Sidbi to raise Rs 10,000 cr Stand Up India Fund corpus from RBI
The Small Industries Development Bank of India (Sidbi) will be raising the proposed Rs 10,000-crore corpus for 'Stand Up India Fund' from RBI, which will be disbursed to Dalit and women entrepreneurs, a top official said. "We are working to have the corpus in place for the Stand Up India Fund corpus. It will be raised from the Reserve Bank through the priority sector lending shortfalls," Sidbi Chairman and Managing Director Kshatrapati Shivaji told PTI in Mumbai.
He said the corpus will be used to refinance loans extended by the banks to the Scheduled Castes, Scheduled Tribes and women entrepreneurs as part of the 'Stand Up India' scheme announced by the government earlier this year. Shivaji said the groundwork on implementation of the scheme has already started. Under the scheme announced by Prime Minister Narendra Modi earlier this year, each bank branch has been mandated to lend to one micro-enterprise promoted by a woman and SC/ST entrepreneur.

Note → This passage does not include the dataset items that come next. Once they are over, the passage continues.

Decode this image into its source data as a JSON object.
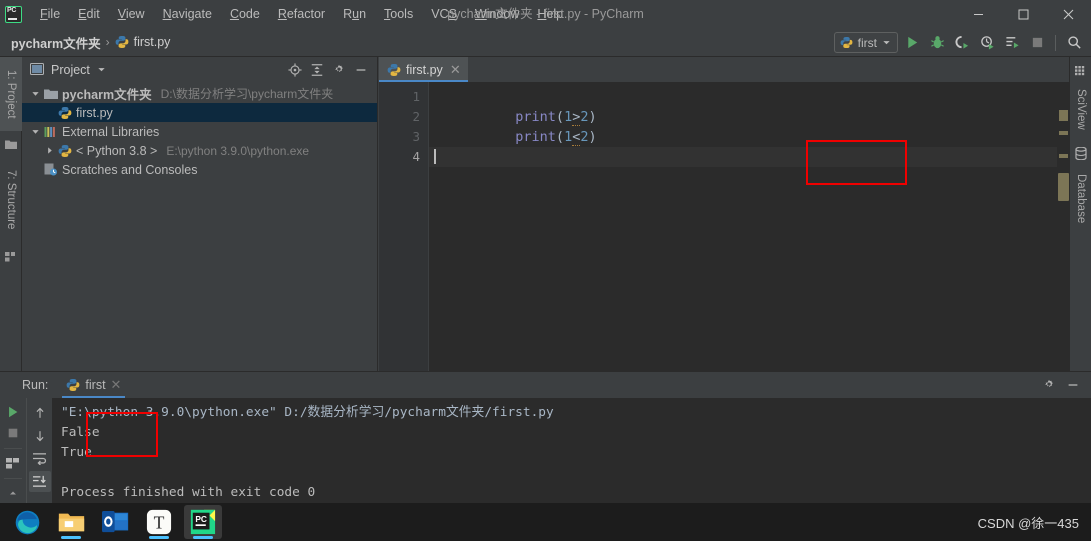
{
  "window": {
    "title": "pycharm文件夹 - first.py - PyCharm",
    "app_logo": "pycharm-logo-icon",
    "minimize_label": "minimize-icon",
    "maximize_label": "maximize-icon",
    "close_label": "close-icon"
  },
  "menubar": {
    "items": [
      {
        "label": "File",
        "mnemonic": "F"
      },
      {
        "label": "Edit",
        "mnemonic": "E"
      },
      {
        "label": "View",
        "mnemonic": "V"
      },
      {
        "label": "Navigate",
        "mnemonic": "N"
      },
      {
        "label": "Code",
        "mnemonic": "C"
      },
      {
        "label": "Refactor",
        "mnemonic": "R"
      },
      {
        "label": "Run",
        "mnemonic": "u"
      },
      {
        "label": "Tools",
        "mnemonic": "T"
      },
      {
        "label": "VCS",
        "mnemonic": "S"
      },
      {
        "label": "Window",
        "mnemonic": "W"
      },
      {
        "label": "Help",
        "mnemonic": "H"
      }
    ]
  },
  "breadcrumb": {
    "project": "pycharm文件夹",
    "separator": "›",
    "file": "first.py",
    "file_icon": "python-file-icon"
  },
  "toolbar": {
    "run_config_name": "first",
    "run_config_icon": "python-icon",
    "dropdown_icon": "chevron-down-icon",
    "buttons": [
      {
        "name": "run-button",
        "icon": "play-icon"
      },
      {
        "name": "debug-button",
        "icon": "bug-icon"
      },
      {
        "name": "run-with-coverage-button",
        "icon": "coverage-icon"
      },
      {
        "name": "profile-button",
        "icon": "profile-icon"
      },
      {
        "name": "run-tests-button",
        "icon": "run-tests-icon"
      },
      {
        "name": "stop-button",
        "icon": "stop-square-icon"
      },
      {
        "name": "search-everywhere-button",
        "icon": "search-icon"
      }
    ]
  },
  "left_strip": {
    "tabs": [
      {
        "label": "1: Project",
        "icon": "folder-icon",
        "selected": true
      },
      {
        "label": "7: Structure",
        "icon": "structure-icon",
        "selected": false
      }
    ]
  },
  "right_strip": {
    "tabs": [
      {
        "label": "SciView",
        "icon": "grid-icon"
      },
      {
        "label": "Database",
        "icon": "database-icon"
      }
    ]
  },
  "project_panel": {
    "title": "Project",
    "title_icon": "project-icon",
    "dropdown_icon": "chevron-down-icon",
    "header_icons": [
      {
        "name": "scroll-from-source-icon",
        "label": "target-icon"
      },
      {
        "name": "collapse-all-icon",
        "label": "collapse-icon"
      },
      {
        "name": "settings-gear-icon",
        "label": "gear-icon"
      },
      {
        "name": "hide-panel-icon",
        "label": "minimize-icon"
      }
    ],
    "tree": [
      {
        "label": "pycharm文件夹",
        "path": "D:\\数据分析学习\\pycharm文件夹",
        "icon": "folder-icon",
        "arrow": "expanded",
        "depth": 0,
        "bold": true,
        "selected": false
      },
      {
        "label": "first.py",
        "path": "",
        "icon": "python-file-icon",
        "arrow": "none",
        "depth": 1,
        "bold": false,
        "selected": true
      },
      {
        "label": "External Libraries",
        "path": "",
        "icon": "libraries-icon",
        "arrow": "expanded",
        "depth": 0,
        "bold": false,
        "selected": false
      },
      {
        "label": "< Python 3.8 >",
        "path": "E:\\python 3.9.0\\python.exe",
        "icon": "python-icon",
        "arrow": "collapsed",
        "depth": 1,
        "bold": false,
        "selected": false
      },
      {
        "label": "Scratches and Consoles",
        "path": "",
        "icon": "scratches-icon",
        "arrow": "none",
        "depth": 0,
        "bold": false,
        "selected": false
      }
    ]
  },
  "editor": {
    "tab": {
      "label": "first.py",
      "icon": "python-file-icon",
      "close_icon": "close-icon"
    },
    "line_numbers": [
      "1",
      "2",
      "3",
      "4"
    ],
    "current_line": 4,
    "lines": [
      {
        "num": "1",
        "tokens": [
          {
            "t": "print",
            "c": "fn"
          },
          {
            "t": "(",
            "c": "punct"
          },
          {
            "t": "1",
            "c": "num"
          },
          {
            "t": ">",
            "c": "op"
          },
          {
            "t": "2",
            "c": "num"
          },
          {
            "t": ")",
            "c": "punct"
          }
        ]
      },
      {
        "num": "2",
        "tokens": [
          {
            "t": "print",
            "c": "fn"
          },
          {
            "t": "(",
            "c": "punct"
          },
          {
            "t": "1",
            "c": "num"
          },
          {
            "t": "<",
            "c": "op"
          },
          {
            "t": "2",
            "c": "num"
          },
          {
            "t": ")",
            "c": "punct"
          }
        ]
      },
      {
        "num": "3",
        "tokens": []
      },
      {
        "num": "4",
        "tokens": []
      }
    ],
    "plain_text": "print(1>2)\nprint(1<2)\n\n",
    "highlight_box": {
      "name": "code-red-annotation-box",
      "color": "#f00000"
    }
  },
  "run_panel": {
    "label": "Run:",
    "tab_label": "first",
    "tab_icon": "python-icon",
    "tab_close_icon": "close-icon",
    "header_icons": [
      {
        "name": "settings-gear-icon"
      },
      {
        "name": "hide-panel-icon"
      }
    ],
    "side_icons": [
      {
        "name": "rerun-button",
        "icon": "play-icon",
        "active": false
      },
      {
        "name": "stop-button",
        "icon": "stop-square-icon",
        "active": false
      },
      {
        "name": "print-button",
        "icon": "layout-icon",
        "active": false
      },
      {
        "name": "up-arrow-button",
        "icon": "arrow-up-icon",
        "active": false
      },
      {
        "name": "down-arrow-button",
        "icon": "arrow-down-icon",
        "active": false
      },
      {
        "name": "soft-wrap-button",
        "icon": "wrap-text-icon",
        "active": false
      },
      {
        "name": "scroll-to-end-button",
        "icon": "scroll-end-icon",
        "active": true
      }
    ],
    "console": {
      "command": "\"E:\\python 3.9.0\\python.exe\" D:/数据分析学习/pycharm文件夹/first.py",
      "output_lines": [
        "False",
        "True"
      ],
      "blank_line": "",
      "exit_line": "Process finished with exit code 0",
      "highlight_box": {
        "name": "output-red-annotation-box",
        "color": "#f00000"
      }
    }
  },
  "taskbar": {
    "apps": [
      {
        "name": "edge-icon",
        "label": "Microsoft Edge",
        "active": false,
        "running": false
      },
      {
        "name": "file-explorer-icon",
        "label": "File Explorer",
        "active": false,
        "running": true
      },
      {
        "name": "outlook-icon",
        "label": "Outlook",
        "active": false,
        "running": false
      },
      {
        "name": "typora-icon",
        "label": "T",
        "active": false,
        "running": true
      },
      {
        "name": "pycharm-icon",
        "label": "PyCharm",
        "active": true,
        "running": true
      }
    ]
  },
  "watermark": {
    "text": "CSDN @徐一435"
  },
  "colors": {
    "accent_blue": "#4a88c7",
    "annotation_red": "#f00000",
    "run_green": "#59a869",
    "editor_bg": "#2b2b2b",
    "panel_bg": "#3c3f41",
    "selection_blue": "#0d293e",
    "keyword_purple": "#8888c6",
    "number_blue": "#6897bb",
    "scrollbar_tan": "#7c7556"
  }
}
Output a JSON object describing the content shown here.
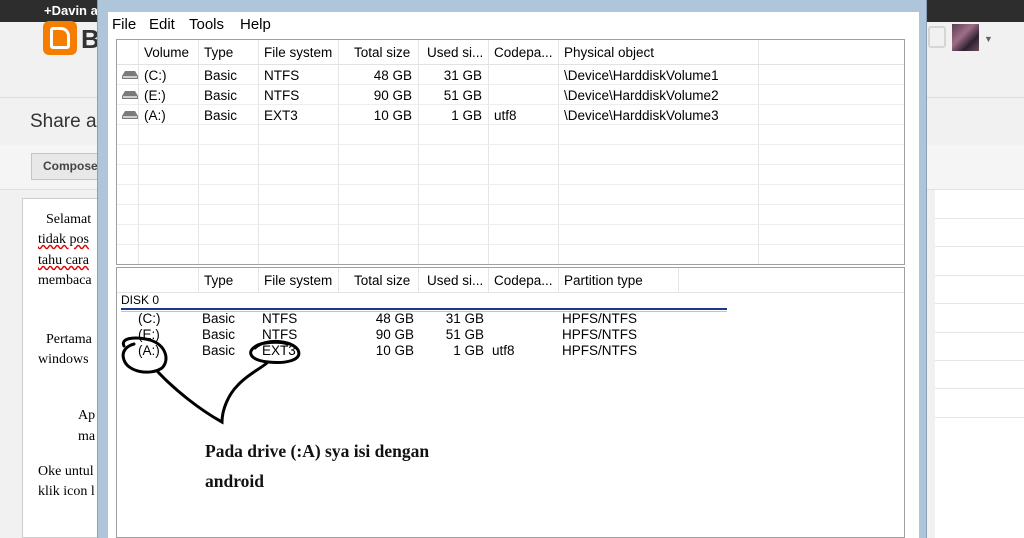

Shivaji said plans are also afoot to have a credit guarantee fund for such loans, wherein the entrepreneurs can pay a premium which will help her/him get a cover in case of a loan default. Sidbi is currently working on four new credit guarantee funds, apart from the already operational Credit Guarantee Fund Trust for Micro and Small Enterprises which gives a cover of up to Rs 1 crore for MSME loans, he said.
The funds include one devoted for factoring, educational loans, Mudra loans of up to Rs 10 lakh and also the Stand Up India loans, he elaborated. Shivaji further said the development finance institution is likely to close FY16 with a refinance of Rs 43,000 crore of loans extended to small businesses, which is up to Rs 7,000 crore more from last year.
Sidbi depends on a variety of instruments to raise resources, including certificate of deposits, commercial papers, non-convertible debentures and credit lines from external agencies. He, however, said the landed cost of the money from external credit lines is very high due to the hedging costs and therefore Sidbi has been focusing on domestic borrowings to meet its funding needs.
"Most of our financing is in rupee terms for domestic borrowers. So, it does not make commercial sense to borrow in forex at a higher price," he said, adding Sidbi is constantly on the lookout for instruments to lower fund raising costs. Apart from these, Sidbi has set up a Rs 1,000 crore 'Make in India Fund' to refinance bank loans to the manufacturing sector, Shivaji said, adding up to Rs 400 crore worth loans have already been sanctioned under the fund.
It has also committed Rs 300 crore of the Rs 10,000 crore 'Smile Fund' for small businesses announced earlier this year as part of the Start-Up India initiative, he said.